Hello, I’m getting into self hosting and looking to setup a small home lab to play around with different technologies. I’m considering setting up a DMZ to keep my lab hardware separate from the rest of the network and other users. What is some of the minimal hardware required to do this on a small budget? Also what are some of the necessary security measures I should understand. One of my first projects would be to setup a small Linux box that I can ssh into remotely. Thanks
Get yourself a decent router capable of running OpenWRT, which will allow you to set up vlan’s for your lab, and (I would also recommend) another separate vlan for your IoT and other “smart” devices.
The TP-Link Archer C7 is old but reliable and has a lot of open source support.
If you’re feeling more adventurous You could also build your own router with any computer that’s got two or more Ethernet ports using PFSense, Firewall-NG, or IPFire
Instead of pfSense, I would really recommend OPNsense, originally a fork but now standing on its own. I like the fact that OPNsense tracks closer to the current FreeBSD release than pfSense.
EdgeRouter is proprietary but minimal. You can also look at Opnsense running on a used thin client off ebay.
I did this myself for all of 150 dollars. I bought an OptiPlex 7050 off of Amazon and added a dual intel network card. From there, I installed OPNsense. I have a DMZ, WAN, and LAN interface.

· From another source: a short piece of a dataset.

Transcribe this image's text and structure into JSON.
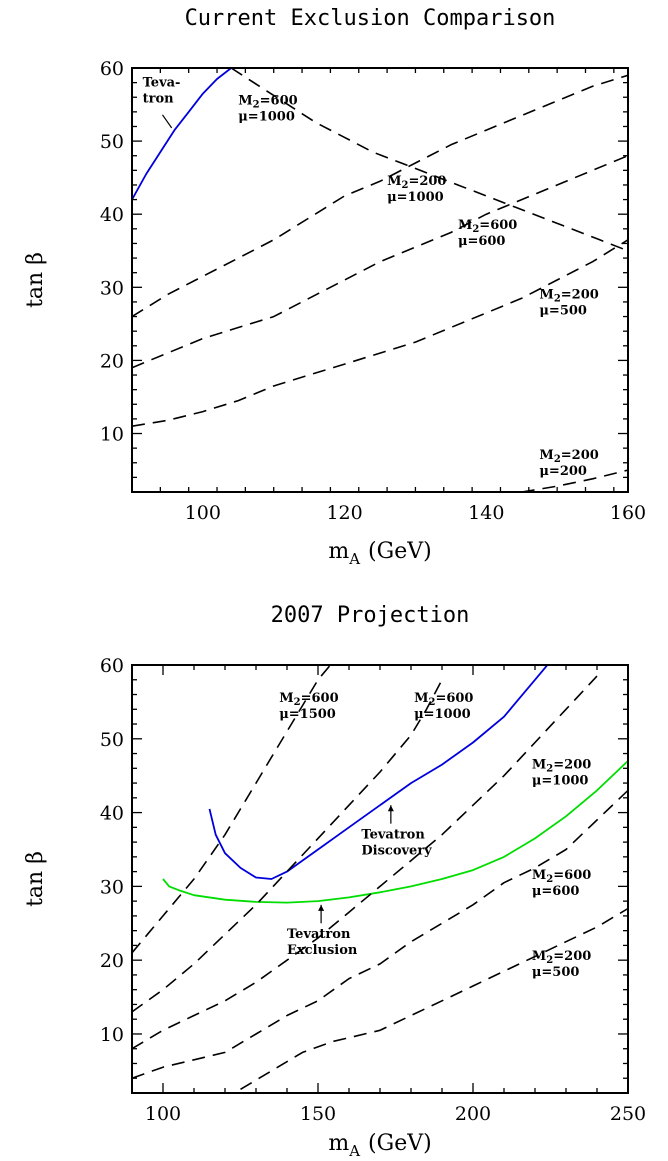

It depends on what u wanna run, I use an old AMD A8-7600B, wich by today standards is less than a laptop cpu. But I run OpenMediaVault wich is just a NAS, so usually my cpu usage with 2 users at the same time is around %40-%60. I recommend u to use passmark as a reference, just tipe the cpu u have in mind + passmark and make thr comparison with mine so u can have an idea.
Manually set up the local IP of ur machine in the router/modem, then in the computer (so everything is failsafe), then configure the firewall (I recommended ufw) and only allow the ports that u need in the necessary protocol, nothing more. Also, to be script kiddos safe I recommend to change the ports of everything that u can, in this case SSH, I don’t remember the usual port, but change it to something like 666, 999, 6666, u get the idea, if we aren’t the same as every other server in existence we r gonna be safe most of the time, disable password login and use an rsa key.
You can physically isolate by running multiple independent switches, you could run different subnets on the same switches or you could VLAN separate but that would require a managed switch or setting up your topology that something tags the traffic with the proper vid before running on the unmanaged switches. All have their pros and cons but i would strongly recommend getting a managed switch (managed firewalls/routers/switches depending on features/port count can all fill that need) and doing VLAN separation if you don’t have a lot of equipment you’re starting out with.
Thanks for the advice! I ended up getting a managed switch on amazon and an older dell computer to set up OPNsense. Can’t wait to get started!